Interpretada, por alguns, como uma nova maneira de ensinar história, a História Local tem sido recebida com entusiasmo, sobretudo, na Educação Infantil. Segundo o texto dos PCN’s, esta perspectiva “mudou e tem mudado a ênfase dada por uma certa tradição de

ensino e aprendizagem da História, que consistia em por o foco em grandes personagens e seus feitos”. O documento curricular nacional ressalta ainda que a História local contribui para a valorização das pessoas comuns e de seus cotidianos.

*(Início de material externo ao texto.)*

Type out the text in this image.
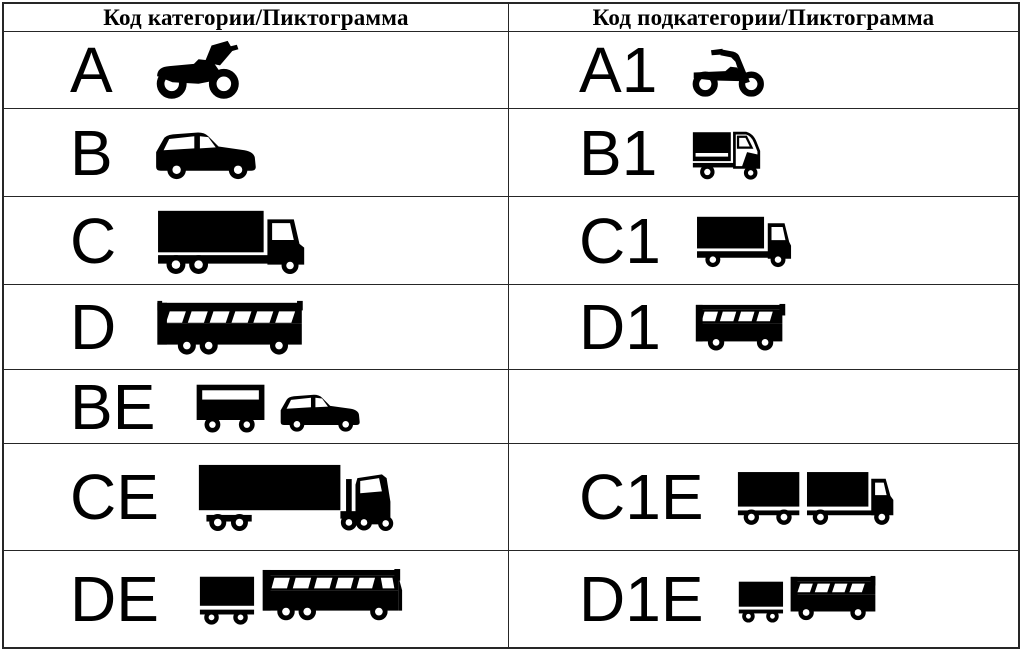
Код категории/Пиктограмма	Код подкатегории/Пиктограмма
A	A1
B	B1
C	C1
D	D1
BE
CE	C1E
DE	D1E
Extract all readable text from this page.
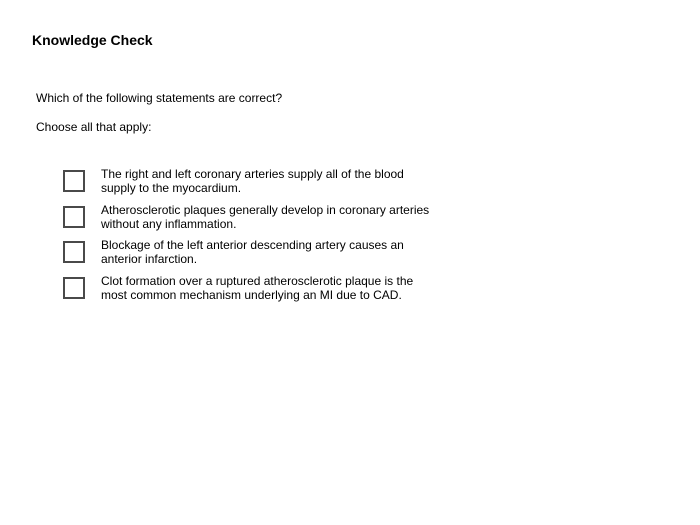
Knowledge Check
Which of the following statements are correct?
Choose all that apply:
The right and left coronary arteries supply all of the blood supply to the myocardium.
Atherosclerotic plaques generally develop in coronary arteries without any inflammation.
Blockage of the left anterior descending artery causes an anterior infarction.
Clot formation over a ruptured atherosclerotic plaque is the most common mechanism underlying an MI due to CAD.
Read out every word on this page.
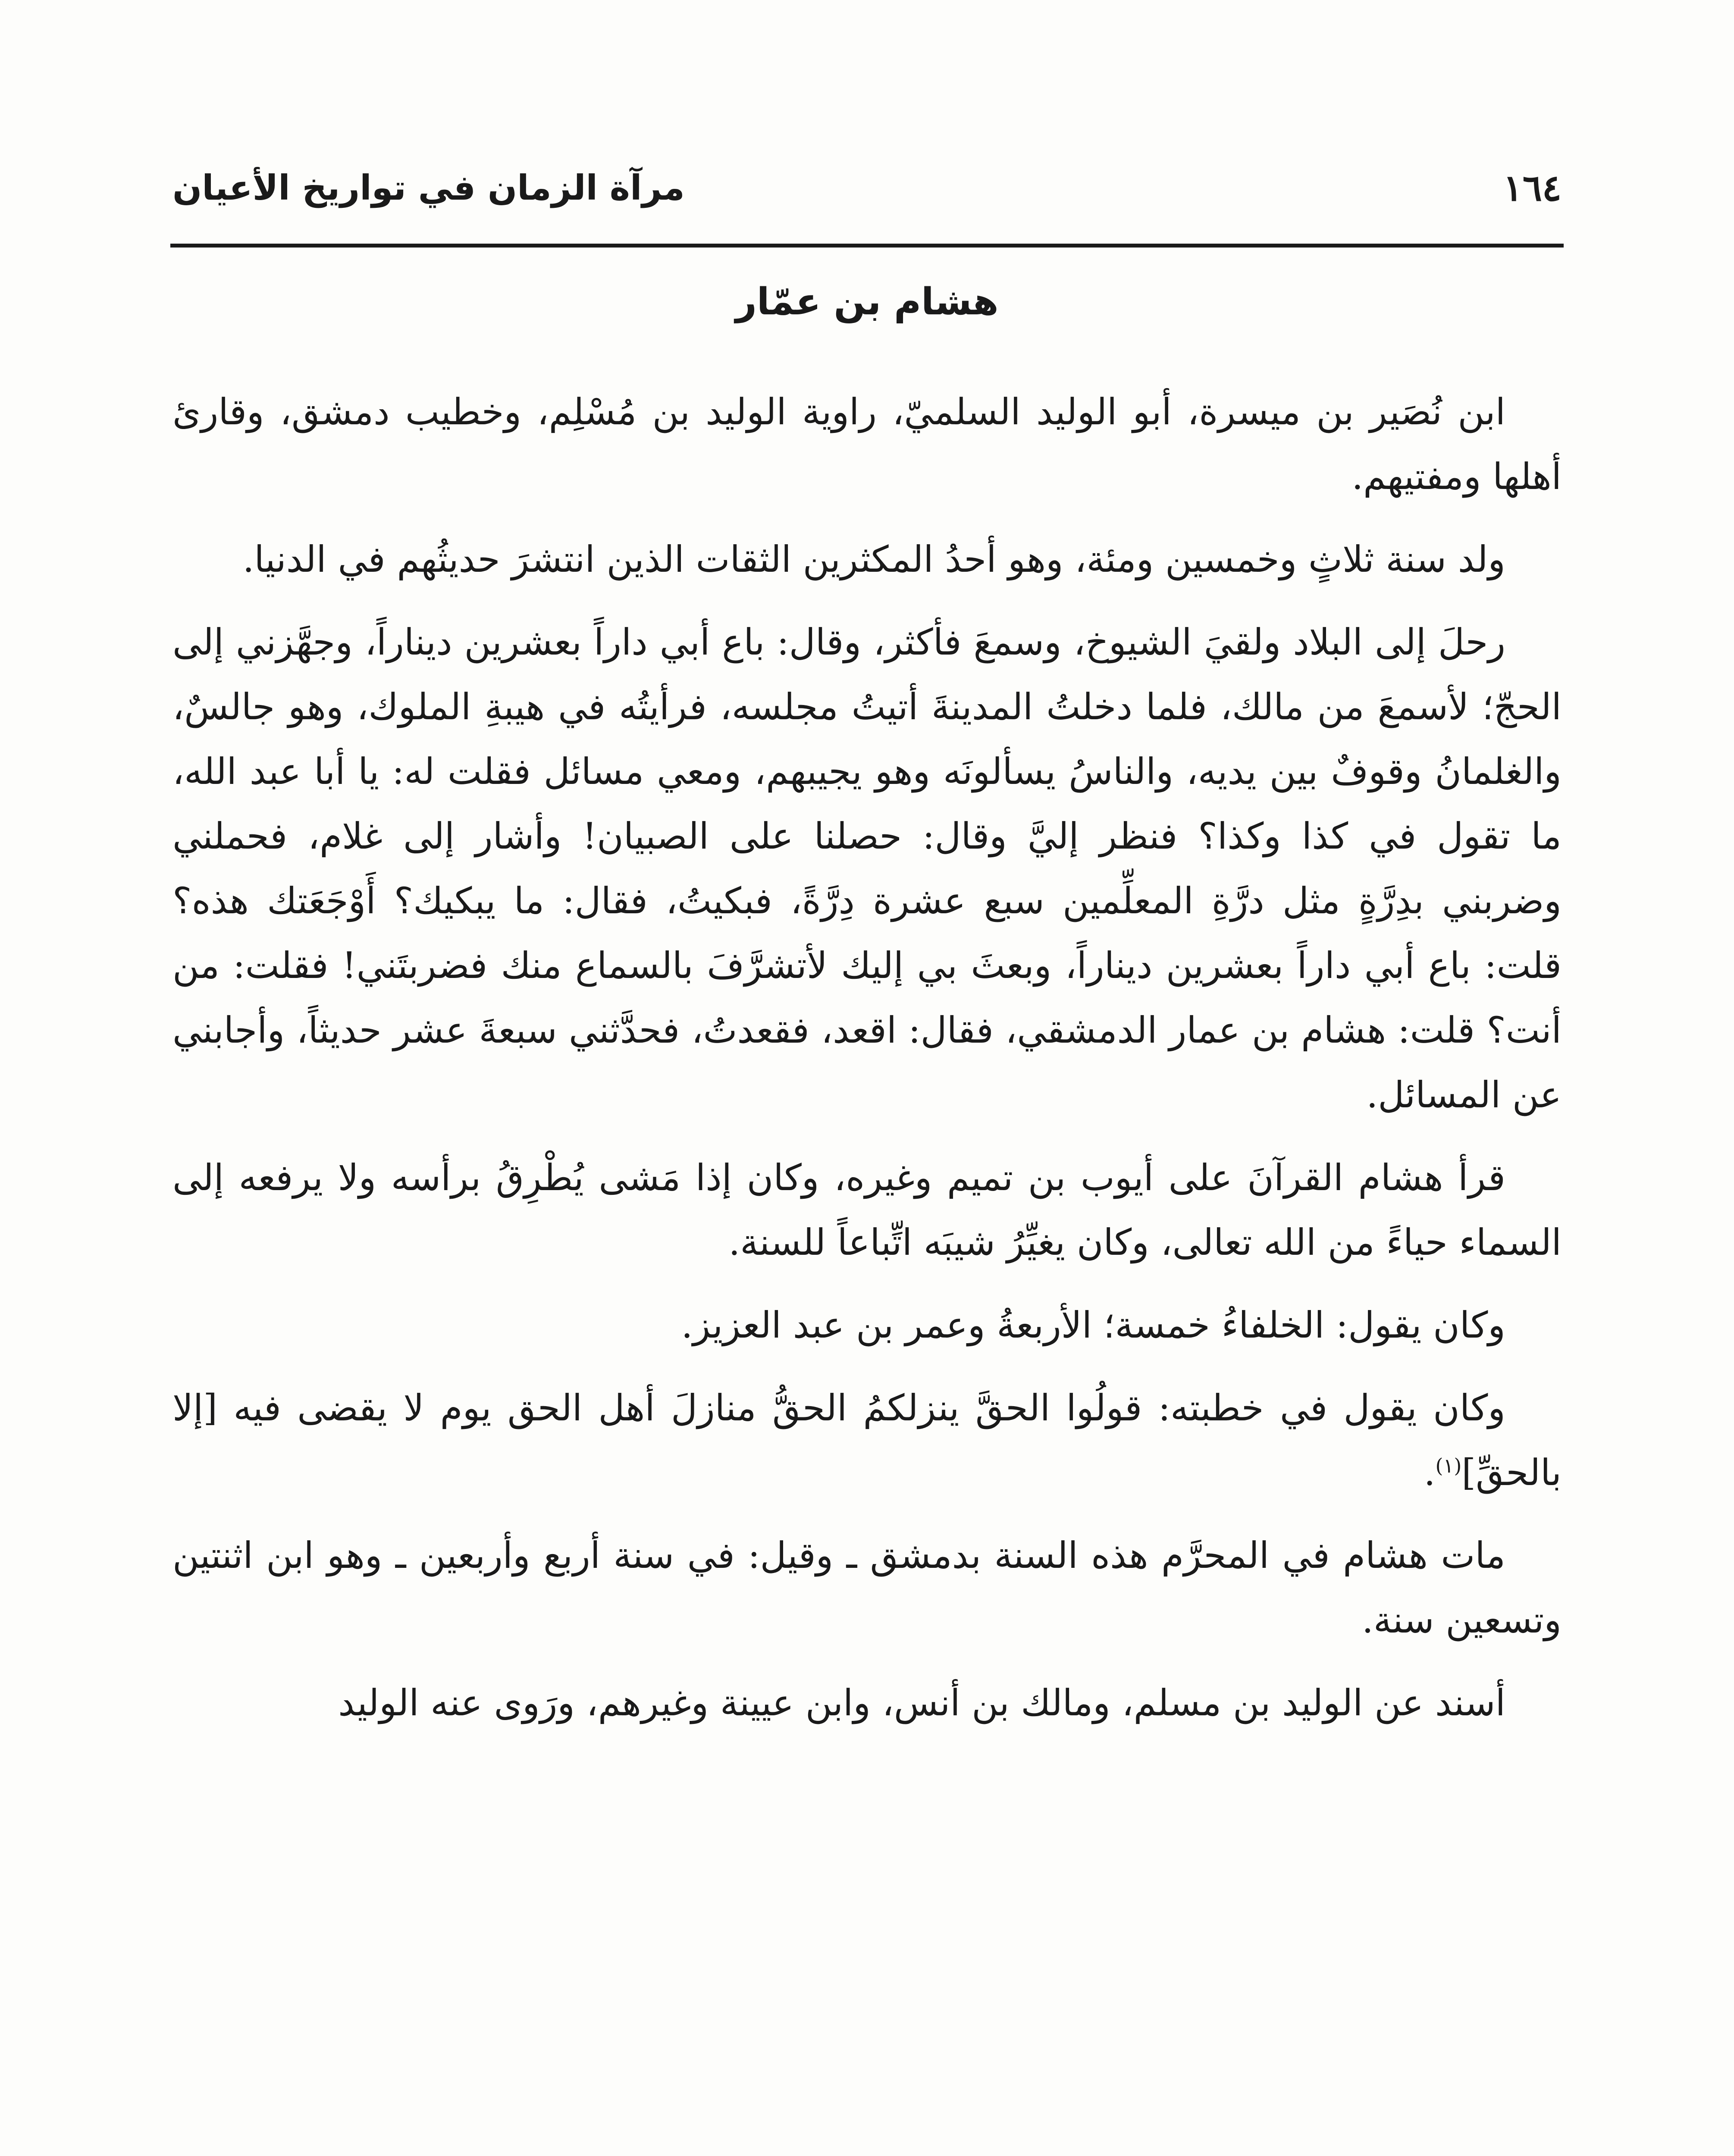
١٦٤
مرآة الزمان في تواريخ الأعيان
هشام بن عمّار

ابن نُصَير بن ميسرة، أبو الوليد السلميّ، راوية الوليد بن مُسْلِم، وخطيب دمشق، وقارئ أهلها ومفتيهم.

ولد سنة ثلاثٍ وخمسين ومئة، وهو أحدُ المكثرين الثقات الذين انتشرَ حديثُهم في الدنيا.

رحلَ إلى البلاد ولقيَ الشيوخ، وسمعَ فأكثر، وقال: باع أبي داراً بعشرين ديناراً، وجهَّزني إلى الحجّ؛ لأسمعَ من مالك، فلما دخلتُ المدينةَ أتيتُ مجلسه، فرأيتُه في هيبةِ الملوك، وهو جالسٌ، والغلمانُ وقوفٌ بين يديه، والناسُ يسألونَه وهو يجيبهم، ومعي مسائل فقلت له: يا أبا عبد الله، ما تقول في كذا وكذا؟ فنظر إليَّ وقال: حصلنا على الصبيان! وأشار إلى غلام، فحملني وضربني بدِرَّةٍ مثل درَّةِ المعلِّمين سبع عشرة دِرَّةً، فبكيتُ، فقال: ما يبكيك؟ أَوْجَعَتك هذه؟ قلت: باع أبي داراً بعشرين ديناراً، وبعثَ بي إليك لأتشرَّفَ بالسماع منك فضربتَني! فقلت: من أنت؟ قلت: هشام بن عمار الدمشقي، فقال: اقعد، فقعدتُ، فحدَّثني سبعةَ عشر حديثاً، وأجابني عن المسائل.

قرأ هشام القرآنَ على أيوب بن تميم وغيره، وكان إذا مَشى يُطْرِقُ برأسه ولا يرفعه إلى السماء حياءً من الله تعالى، وكان يغيِّرُ شيبَه اتِّباعاً للسنة.

وكان يقول: الخلفاءُ خمسة؛ الأربعةُ وعمر بن عبد العزيز.

وكان يقول في خطبته: قولُوا الحقَّ ينزلكمُ الحقُّ منازلَ أهل الحق يوم لا يقضى فيه [إلا بالحقِّ]$^{(١)}$.

مات هشام في المحرَّم هذه السنة بدمشق ـ وقيل: في سنة أربع وأربعين ـ وهو ابن اثنتين وتسعين سنة.

أسند عن الوليد بن مسلم، ومالك بن أنس، وابن عيينة وغيرهم، ورَوى عنه الوليد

A leitura da importância didática da História Local aproxima-se da compreensão de Mario Carretero, para quem as novas configurações das relações temporais, o presente incorporar-se-ia enquanto dimensão do tempo histórico a ser estudado e vivenciado. Entrariam em cena, desse modo, costumes cotidianos, colaborando também para diminuir as distâncias de percepção na relação com o passado.

Na compreensão de Höfling (2003), “os alunos deixam de ver a história fragmentada e passam a vê-la como um todo do qual fazem parte”. Ao comentar como, na Literatura, se explicita a relação dos moradores com sua cidade, Rita Santos irá analisar o quanto esta relação, esta intimidade com um espaço urbano próprio, impacta e interfere, inclusive os olhares de cada indivíduo:

A relação que o morador mantém com a cidade determina seu olhar sobre ela. Cada pessoa, com seu modo de ver o mundo ou com interesses voltados para aspectos específicos, pode construir e reconstruir a cidade criativamente, a partir de elementos selecionados no leque de opções disponíveis na cultura de uma dada sociedade. Desse modo, temos cidades construídas a partir do trabalho, do lazer, da religião, dos bares, das esquinas, das praias e ainda assim haverá uma cidade a ser construída conforme se privilegiem aspectos específicos (Santos, 2001).

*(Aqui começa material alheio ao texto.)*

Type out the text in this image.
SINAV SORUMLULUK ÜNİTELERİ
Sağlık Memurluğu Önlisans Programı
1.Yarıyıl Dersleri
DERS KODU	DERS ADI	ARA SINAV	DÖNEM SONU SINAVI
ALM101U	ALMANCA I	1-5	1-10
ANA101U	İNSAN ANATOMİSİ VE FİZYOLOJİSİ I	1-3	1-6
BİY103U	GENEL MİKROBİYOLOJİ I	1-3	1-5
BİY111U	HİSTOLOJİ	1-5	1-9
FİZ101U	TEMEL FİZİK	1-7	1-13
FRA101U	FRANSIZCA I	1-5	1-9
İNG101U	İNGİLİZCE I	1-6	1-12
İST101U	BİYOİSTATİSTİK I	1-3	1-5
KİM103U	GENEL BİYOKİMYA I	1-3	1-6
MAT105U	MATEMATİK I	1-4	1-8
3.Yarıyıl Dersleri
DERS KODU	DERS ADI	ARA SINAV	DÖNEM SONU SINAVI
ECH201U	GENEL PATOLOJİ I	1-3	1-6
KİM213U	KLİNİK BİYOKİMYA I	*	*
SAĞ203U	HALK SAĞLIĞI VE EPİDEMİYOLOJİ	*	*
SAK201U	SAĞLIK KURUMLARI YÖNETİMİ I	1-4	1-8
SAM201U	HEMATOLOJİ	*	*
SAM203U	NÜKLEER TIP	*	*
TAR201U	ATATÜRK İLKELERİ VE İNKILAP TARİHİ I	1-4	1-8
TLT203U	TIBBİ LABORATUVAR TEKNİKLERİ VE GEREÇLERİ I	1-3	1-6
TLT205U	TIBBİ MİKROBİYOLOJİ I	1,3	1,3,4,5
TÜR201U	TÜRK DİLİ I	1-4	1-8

Tais possibilidades de compreensão da História Local carregam novas perspectivas de organização do ensino, pois ao colocar em destaque a importância do “local” como espacialidade estratégica para o envolvimento de todos no ensino e aprendizagem da História escolar, não se está simplesmente optando por um recorte espacial para fins de didatização dos conteúdos de ensino.

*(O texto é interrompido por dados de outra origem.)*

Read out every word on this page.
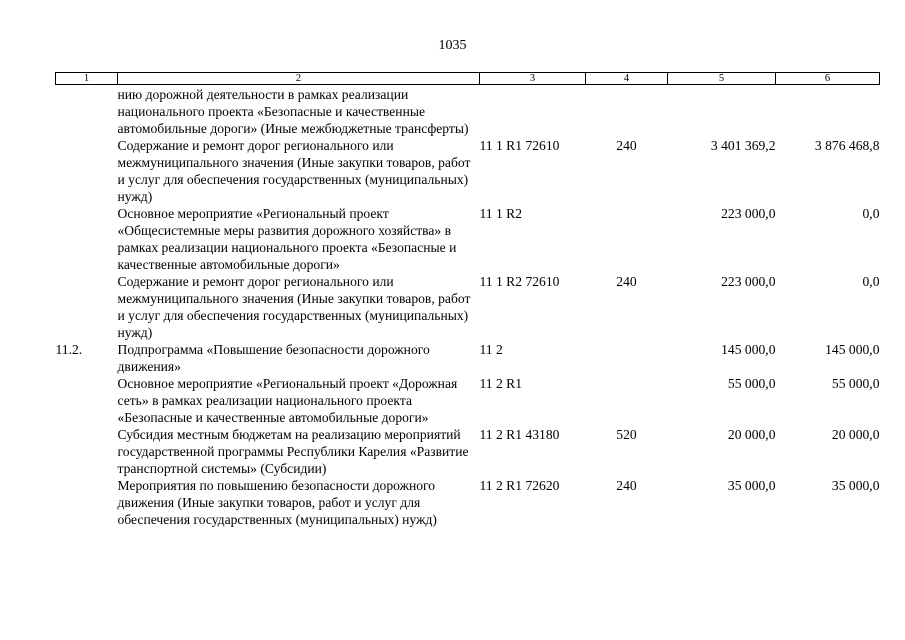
1035
1	2	3	4	5	6
	нию дорожной деятельности в рамках реализации национального проекта «Безопасные и качественные автомобильные дороги» (Иные межбюджетные трансферты)				
	Содержание и ремонт дорог регионального или межмуниципального значения (Иные закупки товаров, работ и услуг для обеспечения государственных (муниципальных) нужд)	11 1 R1 72610	240	3 401 369,2	3 876 468,8
	Основное мероприятие «Региональный проект «Общесистемные меры развития дорожного хозяйства» в рамках реализации национального проекта «Безопасные и качественные автомобильные дороги»	11 1 R2		223 000,0	0,0
	Содержание и ремонт дорог регионального или межмуниципального значения (Иные закупки товаров, работ и услуг для обеспечения государственных (муниципальных) нужд)	11 1 R2 72610	240	223 000,0	0,0
11.2.	Подпрограмма «Повышение безопасности дорожного движения»	11 2		145 000,0	145 000,0
	Основное мероприятие «Региональный проект «Дорожная сеть» в рамках реализации национального проекта «Безопасные и качественные автомобильные дороги»	11 2 R1		55 000,0	55 000,0
	Субсидия местным бюджетам на реализацию мероприятий государственной программы Республики Карелия «Развитие транспортной системы» (Субсидии)	11 2 R1 43180	520	20 000,0	20 000,0
	Мероприятия по повышению безопасности дорожного движения (Иные закупки товаров, работ и услуг для обеспечения государственных (муниципальных) нужд)	11 2 R1 72620	240	35 000,0	35 000,0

Ao contrário, qualquer proposta que vise uma nova relação de estudo da História através de um recorte local deverá afastar-se do risco de fragmentação e isolamento (ou mesmo do ufanismo). Nenhuma instância da História, nenhum período ou espaço histórico poderia, sem riscos de equívocos interpretativos, ser tomado encerrado em si mesmo, isolado de seus contextos, como se os processos nele desenvolvidos fossem independentes e pudessem tornar-se, na escrita da História, auto-explicativos.

Toda História Local articula-se e relaciona-se com as histórias de outras localidades, com a História Nacional e a História Global. Nessas articulações e relações, cada espaço histórico é influenciado enquanto influencia outro. No Brasil, as dimensões continentais do país possibilitaram uma tendência “localista” ou “regionalista” da escrita da História. Ao evidenciar as peculiaridades do local, podemos perceber a riqueza da diversidade que constituiu nossa ordem nacional.

Uma leitura aprofundada e contextualizada das realidades e processos locais, através das relações de apropriação e representação identitárias (presentes em escalas mais amplas, bem como nas outras comunidades), pode contribuir para a consolidação de uma compreensão de sociedade que aproxime as partes e o todo sem reforços e intransigências de vieses localistas ou generalizações (superficiais) totalizantes.

Colocando o aluno em contato mais direto com a realidade, o Estudo do Meio oferece oportunidade para o desenvolvimento intelectual e cultural, através da pesquisa de campo, da observação, da anotação e da análise dos dados coletados. Durante o trabalho, o aluno observa, anota, coleta dados e material, dialoga com os colegas e professores, entrevista pessoas, recebe informações (Cosiuc, 1986; p. 57).

A fala de Cosiuc revela as aproximações que, freqüentemente, os discursos em torno do Estudo do Meio ou da História Local estabelecem entre pesquisa, autonomia dos educados e motivação para a aprendizagem. Esta aproximação, historicamente, vem sendo o grande elemento de suporte de uma História Local nas salas de aula da Educação Básica.